Глава VII. Роковой конец

Настроение Мора после падения. – Возвращение к частной жизни. – Приготовление к смерти. – Начало преследований. – Воображаемые преступления Мора. – Требование присяги. – Уклончивое поведение Мора. – Осуждение на вечное заключение. – Мор в тюрьме. – Послабления и искушения. – Лишения и запугивания. – Новые допросы. – Королевские ищейки. – Снова суд. – Приговор. – Последние дни в тюрьме. – Казнь.

Теперь, с выходом Мора в отставку, перед нами разворачивается поразительная картина геройского поведения человека, ясно предвидевшего всю неизбежность кровавой развязки. Правда, в первый момент небо было, по-видимому, безоблачно: король был милостив. Но это – затишье перед бурей. Мор прекрасно понимал, что ему придется умереть за свою совесть, и у него было достаточно отваги, чтобы не питать несбыточных иллюзий. Сегодня король милостив, а завтра он велит снять ему голову. Период колебаний для Мора прошел. Теперь он неуклонно пойдет к своей цели и, дабы сохранить свою совесть, пожертвует жизнью. Конечно, он не будет стремиться поскорее попасть в расставленные ему силки; он для этого слишком умен. Напротив, он будет старательно обходить разные капканы, расставленные верными слугами короля; но он не изменит себе ни в чем ни на йоту.

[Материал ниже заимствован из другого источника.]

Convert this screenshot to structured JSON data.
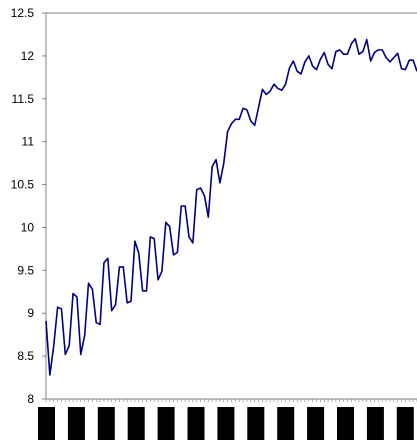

Мор умер за свою идею. История знает немало подобных смертей. Но мученики за идею погибают чаще всего в пылу борьбы, в горячий миг воодушевления, в состоянии экстаза. Не то мы видим в случае Мора. Он рано сдружился с мыслью о неизбежности своей насильственной смерти, он подготавливал и укреплял себя в течение длинного, длинного ряда лет. В момент наибольшего внешнего благополучия, сделавшись первым человеком после короля в Англии, он не забывал о возможности роковой развязки. А затем эти три года от отставки до казни, эти бездеятельные годы уже начавшего стареть человека – человека, стоявшего на значительной высоте и вдруг очутившегося не у дел… О каком же экстазе и воодушевлении в обычном смысле слова можно говорить при таких обстоятельствах? Гораздо легче погибнуть в пылу горячей битвы, чем идти неуклонным, медленным шагом к верной смерти, без всякой надежды на какое-либо случайное спасение, и идти не недели и месяцы, а целые годы. В этом отношении жизнь Мора представляет весьма поучительную картину. Такое поведение свидетельствует, конечно, о необычайной силе характера. Но этого мало; сильный, могучий характер может быть расшатан и разбит житейскими испытаниями, в особенности когда жизнь дарит человека такими крайностями, как канцлерство и плаха. Характер должен чувствовать под собой твердую почву убеждений, и чем затруднительнее внешние обстоятельства, тем более надежными должны быть эти убеждения. Всякие условные утверждения в такие эпохи оказываются недостаточными: против абсолютного зла приходится искать опору в абсолютных утверждениях. Мор же боролся против посягательства на совесть человека, что составляет, конечно, абсолютное зло. По обстоятельствам того времени, воспитанию и некоторым личным особенностям такие абсолютные утверждения приняли у Мора католическую окраску; но окраска не должна скрыть от нас сущности двигавшей Мором силы: это была, как я сказал, религиозная совесть.